А Фрунзе? Догадывался ли он, какую западню ему готовят? Разумеется. Он-то знал, что за организацию голодовки ему постараются отомстить.

Он сидел на бурятской двуколке рядом с другими ссыльными и смотрел во все глаза. Перед ним раскрывалась Сибирь. Та самая Сибирь, какую он знал только по очеркам Короленко. Ямщик, «из семейских», то есть из староверов, едва шевелил вожжами, он был угрюм, неразговорчив. Низкорослые лохматые лошадки шли шагом. Легко было убежать, так как ссыльных никто не охранял. Военный конвой остался в селе Оёк. Всю партию сопровождал единственный представитель власти — сотский, в обязанности которого входило развезти всех по селам. Но о побеге сейчас никто не думал. Нужно сперва отдохнуть, набраться сил, связаться с партийными товарищами из Иркутска, узнать у них, каковы виды на тайный выезд из Сибири, запастись документами, сбросить арестантский халат.

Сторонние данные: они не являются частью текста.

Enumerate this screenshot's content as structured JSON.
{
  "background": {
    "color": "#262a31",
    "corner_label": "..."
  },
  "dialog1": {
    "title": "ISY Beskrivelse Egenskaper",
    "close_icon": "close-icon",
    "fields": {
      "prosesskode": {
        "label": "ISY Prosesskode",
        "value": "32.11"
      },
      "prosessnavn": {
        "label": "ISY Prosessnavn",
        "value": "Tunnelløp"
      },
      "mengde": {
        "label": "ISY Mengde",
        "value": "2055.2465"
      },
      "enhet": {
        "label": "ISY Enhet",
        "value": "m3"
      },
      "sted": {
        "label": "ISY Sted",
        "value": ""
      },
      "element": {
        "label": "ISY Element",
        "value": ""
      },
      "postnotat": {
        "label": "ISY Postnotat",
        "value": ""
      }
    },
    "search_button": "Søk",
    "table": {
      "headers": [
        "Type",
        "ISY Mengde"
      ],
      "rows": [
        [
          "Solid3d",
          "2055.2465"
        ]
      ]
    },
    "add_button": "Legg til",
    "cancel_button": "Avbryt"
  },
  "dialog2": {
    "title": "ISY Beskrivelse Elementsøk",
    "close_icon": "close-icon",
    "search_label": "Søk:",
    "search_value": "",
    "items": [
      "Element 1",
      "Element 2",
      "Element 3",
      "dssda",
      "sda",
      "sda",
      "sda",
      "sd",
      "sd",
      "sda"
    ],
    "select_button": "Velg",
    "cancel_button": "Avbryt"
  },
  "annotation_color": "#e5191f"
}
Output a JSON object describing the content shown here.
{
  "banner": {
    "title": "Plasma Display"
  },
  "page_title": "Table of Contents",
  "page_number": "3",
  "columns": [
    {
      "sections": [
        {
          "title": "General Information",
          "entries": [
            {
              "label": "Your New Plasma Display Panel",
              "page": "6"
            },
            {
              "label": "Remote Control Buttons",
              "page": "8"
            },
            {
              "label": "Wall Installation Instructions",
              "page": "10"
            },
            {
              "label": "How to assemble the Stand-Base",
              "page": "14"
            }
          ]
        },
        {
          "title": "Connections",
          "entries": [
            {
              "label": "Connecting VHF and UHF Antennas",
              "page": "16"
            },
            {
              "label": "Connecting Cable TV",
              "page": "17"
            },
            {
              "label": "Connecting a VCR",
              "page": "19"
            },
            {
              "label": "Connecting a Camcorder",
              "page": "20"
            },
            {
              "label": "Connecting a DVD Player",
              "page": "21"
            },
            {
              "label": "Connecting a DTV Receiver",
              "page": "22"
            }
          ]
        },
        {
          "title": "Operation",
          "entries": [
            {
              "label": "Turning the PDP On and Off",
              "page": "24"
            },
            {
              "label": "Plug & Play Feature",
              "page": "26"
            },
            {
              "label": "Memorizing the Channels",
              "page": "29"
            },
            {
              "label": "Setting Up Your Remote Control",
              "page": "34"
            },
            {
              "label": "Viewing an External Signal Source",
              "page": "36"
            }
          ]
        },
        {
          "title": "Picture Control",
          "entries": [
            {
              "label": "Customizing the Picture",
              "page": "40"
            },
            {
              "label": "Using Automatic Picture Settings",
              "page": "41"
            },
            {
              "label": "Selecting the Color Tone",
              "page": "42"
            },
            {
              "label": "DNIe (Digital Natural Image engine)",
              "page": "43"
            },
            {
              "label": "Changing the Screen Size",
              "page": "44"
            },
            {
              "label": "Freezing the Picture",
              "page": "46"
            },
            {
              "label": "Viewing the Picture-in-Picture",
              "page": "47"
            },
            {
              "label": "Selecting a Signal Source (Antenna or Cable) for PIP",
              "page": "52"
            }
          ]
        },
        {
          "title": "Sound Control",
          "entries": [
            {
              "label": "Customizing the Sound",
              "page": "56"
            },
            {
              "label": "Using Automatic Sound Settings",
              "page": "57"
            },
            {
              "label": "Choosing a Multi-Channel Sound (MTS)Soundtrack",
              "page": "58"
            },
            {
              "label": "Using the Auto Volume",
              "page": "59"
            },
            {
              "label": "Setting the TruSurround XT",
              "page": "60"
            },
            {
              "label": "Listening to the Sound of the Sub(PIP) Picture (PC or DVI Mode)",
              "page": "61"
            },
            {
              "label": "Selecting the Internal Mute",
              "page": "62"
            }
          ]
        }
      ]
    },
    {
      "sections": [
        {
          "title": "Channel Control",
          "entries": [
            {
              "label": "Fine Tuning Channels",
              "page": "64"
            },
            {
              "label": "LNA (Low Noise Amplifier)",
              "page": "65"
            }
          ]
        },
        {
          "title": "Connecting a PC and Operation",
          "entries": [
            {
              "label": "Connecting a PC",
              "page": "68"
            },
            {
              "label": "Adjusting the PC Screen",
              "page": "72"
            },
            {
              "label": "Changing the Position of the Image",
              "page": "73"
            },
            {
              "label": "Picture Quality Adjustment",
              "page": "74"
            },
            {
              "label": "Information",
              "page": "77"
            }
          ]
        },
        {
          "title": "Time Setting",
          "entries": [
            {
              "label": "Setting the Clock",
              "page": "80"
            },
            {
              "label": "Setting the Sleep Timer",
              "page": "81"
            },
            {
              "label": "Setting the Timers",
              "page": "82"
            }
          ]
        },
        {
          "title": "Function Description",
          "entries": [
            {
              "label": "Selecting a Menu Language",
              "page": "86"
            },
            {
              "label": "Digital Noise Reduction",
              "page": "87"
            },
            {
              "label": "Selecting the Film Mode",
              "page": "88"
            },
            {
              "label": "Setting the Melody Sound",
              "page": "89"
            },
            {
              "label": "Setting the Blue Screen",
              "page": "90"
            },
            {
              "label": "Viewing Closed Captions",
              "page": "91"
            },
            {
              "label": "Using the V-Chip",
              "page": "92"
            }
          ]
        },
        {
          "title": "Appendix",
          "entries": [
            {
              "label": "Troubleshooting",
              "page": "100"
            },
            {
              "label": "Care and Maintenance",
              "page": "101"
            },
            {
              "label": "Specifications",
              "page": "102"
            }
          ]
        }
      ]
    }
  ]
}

Стоял золотой сентябрь. Полгода прошло с тех пор, как Фрунзе отправился в ссылку, а до места все еще не добрался. И теперь он думал о тех местах, где ему придется жить, и о том, как выглядит загадочное село Манзурка — конечный пункт его длительного путешествия.

Тайга!.. От самого этого слова веет чем-то необъятным. В тайге нет ярких красок, как на Тянь-Шане. Тона приглушены. Сизо-зеленое, бурое. Когда скрипучая двуколка поднимается на увал, то лиственничная тайга внизу, в падях, кажется верблюжьим пухом. Встречаются сосновые боры. Сосны стоят просторно, как в парке. На хвое дымчато-серебристый налет. На стволах натеки смолы. Под соснами — прозрачный сумрак. И снова — лиственницы. Они взбираются на сопки, опускаются в распадки, где нагромождения темно-серых морщинистых камней, где звенят прозрачные горные ключи.

По сторонам тракта — урманы, труднопроходимые пихтовые леса, опутанные косматым пепельно-серым мохом. Тут глухо. Даже буря не в силах всколыхнуть всю эту словно застывшую зеленую массу.

Иногда блеснет малиновый огонек — цветок кипрея. Фрунзе соскакивает с подводы, срывает цветок, а потом долго его рассматривает. Еще не умерла тяга к ботанике… Только сейчас он понял, до какой степени истосковался по природе.

Взять бы ружьишко — и в тайгу! Бродить, всем существом наслаждаться свободой… Где-то совсем поблизости, вон за той горной грядой, — священный Байкал. Есть тут шустрый соболек, полосатый бурундук, росомаха, косуля, рысь, колонок, красавец сохатый — да всего и не перечесть. Страна, во сне приснившаяся охотнику… Как давно он не охотился!

Нет, теперь-то в руки жандармам он не дастся! Отдышится, залечит чахотку — и айда в Москву, в иваново-вознесенские края!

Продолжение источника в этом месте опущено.